Qui si è arenato: il ministro dello Sviluppo economico Carlo Calenda ha proprio in questi giorni dichiarato che auspica che quel disegno di legge annuale, scivolato sostanzialmente da circa un anno nelle "secche" parlamentari, venga finalmente discusso in aula nella «settimana del 22-23» marzo prossimi. Solo dopo un ulteriore passaggio alla Camera potrà essere definitivamente approvato.
Per la verità, il testo è stato profondamente modificato durante l'esame parlamentare, e pare andare in una direzione differente rispetto alle dichiarate intenzioni: con particolare riferimento - per quel che qui specificamente rileva - al settore dei notai, l'allora presidente del Consiglio dei ministri Renzi, in conferenza stampa, aveva affermato: «se andiamo dal notaio un po' meno volte non è un grande problema»; e, ancora: «più che liberalizzazioni io direi Italia Semplice, tutela dei consumatori, è il tentativo di attaccare alcune rendite di posizione».
Si intendeva in sostanza ridurre gli atti per i quali sarebbe stata necessaria l'autentica notarile, permettendo anche ad altri professionisti, quali avvocati e/o commercialisti, di redigere «atti per transazioni immobiliari di modesta entità e relative ad unità immobiliari non ad uso abitativo» - così recitava il Comunicato stampa di presentazione del documento.
Invero il cd. "pacchetto notai" (art. 28), che pure mirava arimuovere gli ostacoli all'apertura dei mercati e a promuovere la concorrenza anche in tale ambito, aveva in sé varie misure, non sempre coerenti tra di loro, e tale circostanza ha finito per rendere più agevole l'azione di contrasto del Notariato, le cui rimostranze, unitamente ad un appoggio in Parlamento decisamente trasversale, hanno sostanzialmente ridimensionato la portata del testo di legge: l'art. 28 è stato letteralmente stralciato.
Del resto, la stessa Commissione Giustizia aveva segnalato come la disposizione non fosse del tutto compatibile con alcuni principi generali dell'Unione Europea, tra i quali quello della certezza giuridica.
La Commissione europea aveva invece giudicato il disegno di legge poco "ambizioso", con rilevanti settori ancora eccessivamente "protetti", in considerazione soprattutto del fatto che numerose disposizioni del disegno di legge erano state in parte attenuate, quando non del tutto eliminate, nel corso del dibattito parlamentare.
Sebbene non riguardi il nostro diritto nazionale, appare ugualmente significativo proprio rispetto a questa mancata riforma un caso giunto all'attenzione della Corte dell'Unione (sezione Quinta, C-342/15 del 9 marzo 2017).

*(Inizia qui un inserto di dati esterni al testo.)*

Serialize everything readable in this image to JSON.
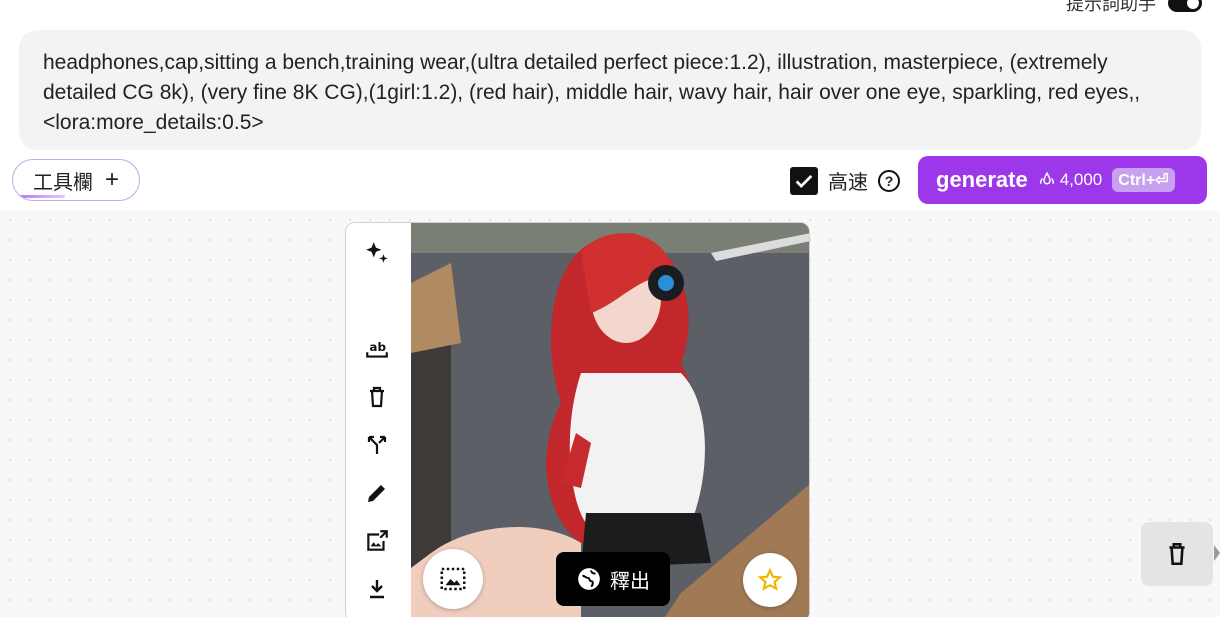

La controversia La ricorrente, cittadina austriaca e proprietaria della metà di un immobile sito in Austria, aveva sottoscritto nella Repubblica Ceca una domanda di annotazione nel libro fondiario austriaco di una prevista vendita della propria quota di tale immobile ai fini dell'annotazione dell'ordine di grado.
La firma della richiedente in calce a tale domanda era stata autenticata da un avvocato ceco il quale, secondo la propria legge nazionale, aveva ivi indicato la data di nascita della signora e i documenti presentati dalla medesima al fine di dimostrare la sua identità.
L'avvocato firmatario aveva altresì confermato, sul medesimo atto, l'autenticità della sottoscrizione della signora.
Quest'ultima, nel presentare domanda di annotazione presso il Tribunale distrettuale (austriaco) competente per il libro fondiario, allegava copia di una convenzione tra la Repubblica d'Austria e la Repubblica socialista cecoslovacca sulla cooperazione giudiziaria in materia civile, il riconoscimento degli atti pubblici e il rilascio di informazioni di carattere giuridico, stipulata il 10 novembre 1961, che è ancora applicabile nei rapporti bilaterali con la Repubblica ceca.
Il Tribunale respingeva l'istanza di annotazione, poiché la firma della ricorrente nel procedimento principale non era stata autenticata da un tribunale o da un notaio, come invece richiesto dal diritto nazionale austriaco.
Inoltre, secondo il Tribunale distrettuale, l'autenticazione della firma da parte di un avvocato ceco non rientrava nell'ambito di applicazione della Convenzione austro-ceca e, in ogni caso, la formula di autenticazione apposta era invalida poiché priva dell'apposizione di un timbro ufficiale, come previsto dalla suddetta convenzione.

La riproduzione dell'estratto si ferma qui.